Ceux qui, au contraire, la connaissent vraiment et l'ont étudiée en détail savent que, de même que les " Lieder " de Goethe sont le résultat du raffinement littéraire progressif que connut l'Allemagne aux dix-septième et dix-huitième siècles à l'école des lettres et de la poésie italiennes et françaises, de même il n'y a pas une seule découverte philosophique, philologique ou historique allemande qui n'ait eu son précédent en Italie, en France, en Angleterre et dans d'autres pays d'Europe.

Ce que l'Allemagne dut en propre à l'époque de Weimar, ce fut une pléade d'esprits de premier ordre, qui n'a peut-être son égale que dans l'Hellas de Périclès. C'est ainsi qu'elle put exercer dans le monde une hégémonie, qui ne lui avait pas été confiée par le " Deutschtum ", par le germanisme, mais bien par " l'Europeatum ", ou mieux encore par l'Esprit du Monde, qui l'avait confiée déjà dans l'âge moderne à l'Italie de la Renaissance et à la France de Descartes et de Louis XIV : cet esprit sans lequel l'hégémonie allemande n'aurait pas été ou n'aurait eu aucune valeur.

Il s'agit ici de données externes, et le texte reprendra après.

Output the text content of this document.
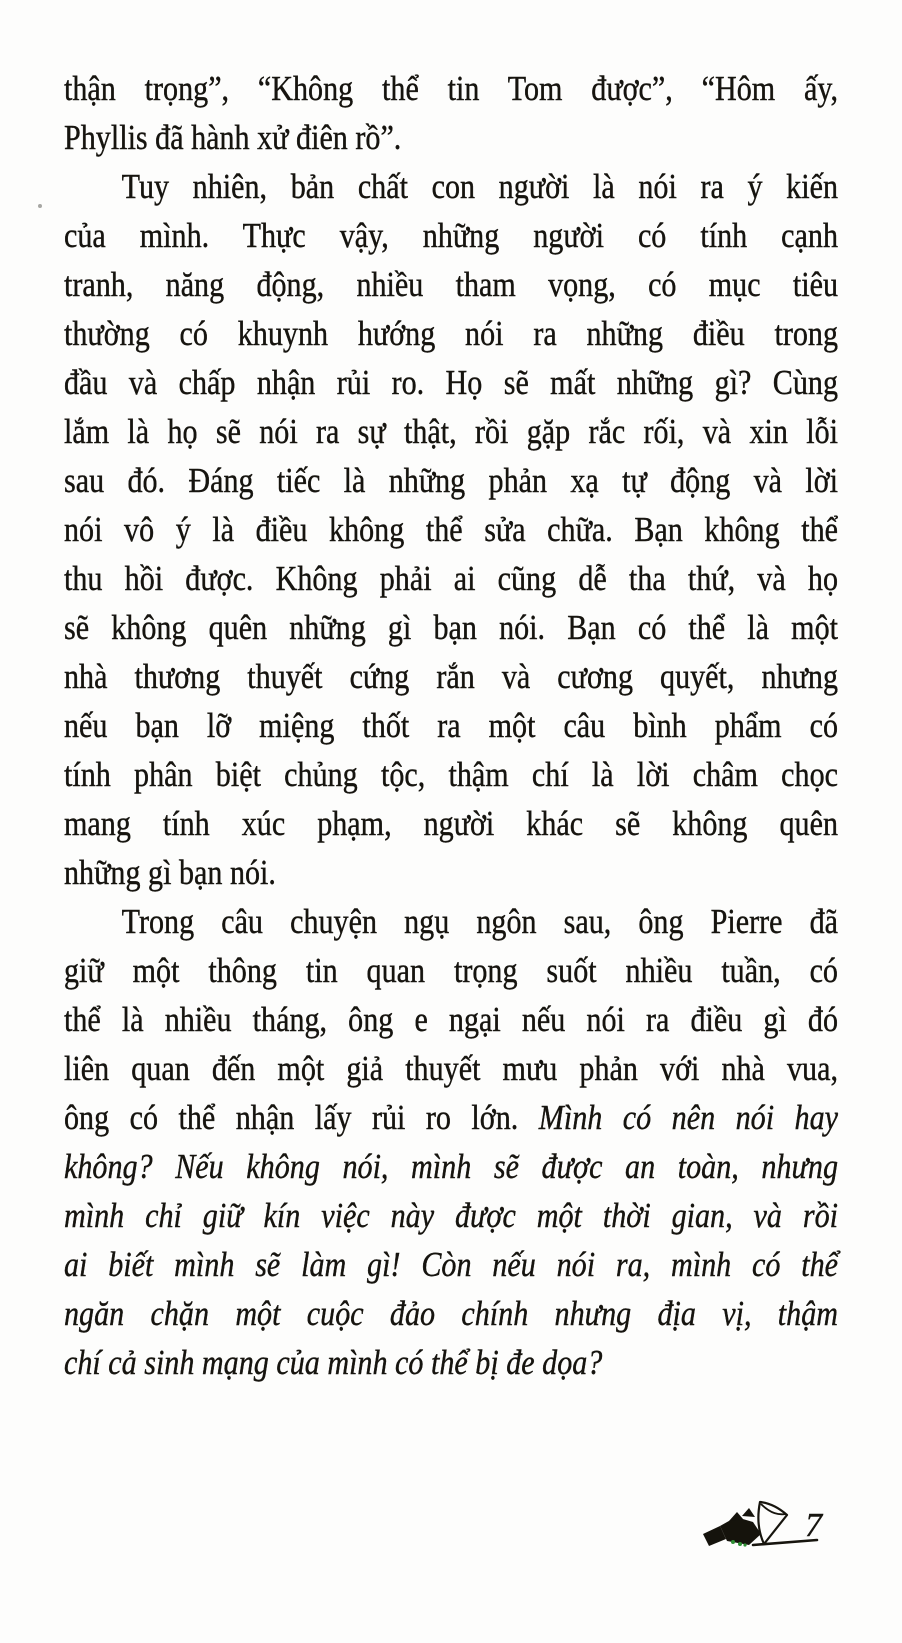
thận trọng”, “Không thể tin Tom được”, “Hôm ấy,
Phyllis đã hành xử điên rồ”.
Tuy nhiên, bản chất con người là nói ra ý kiến
của mình. Thực vậy, những người có tính cạnh
tranh, năng động, nhiều tham vọng, có mục tiêu
thường có khuynh hướng nói ra những điều trong
đầu và chấp nhận rủi ro. Họ sẽ mất những gì? Cùng
lắm là họ sẽ nói ra sự thật, rồi gặp rắc rối, và xin lỗi
sau đó. Đáng tiếc là những phản xạ tự động và lời
nói vô ý là điều không thể sửa chữa. Bạn không thể
thu hồi được. Không phải ai cũng dễ tha thứ, và họ
sẽ không quên những gì bạn nói. Bạn có thể là một
nhà thương thuyết cứng rắn và cương quyết, nhưng
nếu bạn lỡ miệng thốt ra một câu bình phẩm có
tính phân biệt chủng tộc, thậm chí là lời châm chọc
mang tính xúc phạm, người khác sẽ không quên
những gì bạn nói.
Trong câu chuyện ngụ ngôn sau, ông Pierre đã
giữ một thông tin quan trọng suốt nhiều tuần, có
thể là nhiều tháng, ông e ngại nếu nói ra điều gì đó
liên quan đến một giả thuyết mưu phản với nhà vua,
ông có thể nhận lấy rủi ro lớn. Mình có nên nói hay
không? Nếu không nói, mình sẽ được an toàn, nhưng
mình chỉ giữ kín việc này được một thời gian, và rồi
ai biết mình sẽ làm gì! Còn nếu nói ra, mình có thể
ngăn chặn một cuộc đảo chính nhưng địa vị, thậm
chí cả sinh mạng của mình có thể bị đe dọa?
7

L'Allemagne fut alors la fille légitime de l'Europe, qui prend à son tour le gouvernement de l'antique maison, et non pas une fille hâtarde, exclue parce que d'une autre origine, et qui apporte avec elle de la rancoeur, de la vengeance, un esprit de destruction et d'injuste violence. Si une hégémonie de cette sorte, conforme aux besoins nouveaux du genre humain et toute spirituelle, pouvait se renouveler pour l'Allemagne, cette hégémonie méritée et désirée serait accueillie par l'admiration et l'émotion de tous ; et la gratitude de tous serait telle qu'ils en oublieraient peut-être tout et qu'ils leur en aurait coûté à eux-mêmes pour la susciter et la soutenir ; et cette hégémonie durerait tant qu'elle n'aurait pas accompli sa mission tout entière avant d'échoir à son tour à un autre peuple qui se serait longuement préparé à cet appel. Ainsi le veut l'alternance des choses humaines.

Benedetto Croce

Philosophe italien, essayiste et historien, Benedetto Croce a fondé, en 1903, La Critica, une revue de critique culturelle, il est membre de l’Académie prussienne, de l’Académie britannique et de l’Académie américaine des lettres.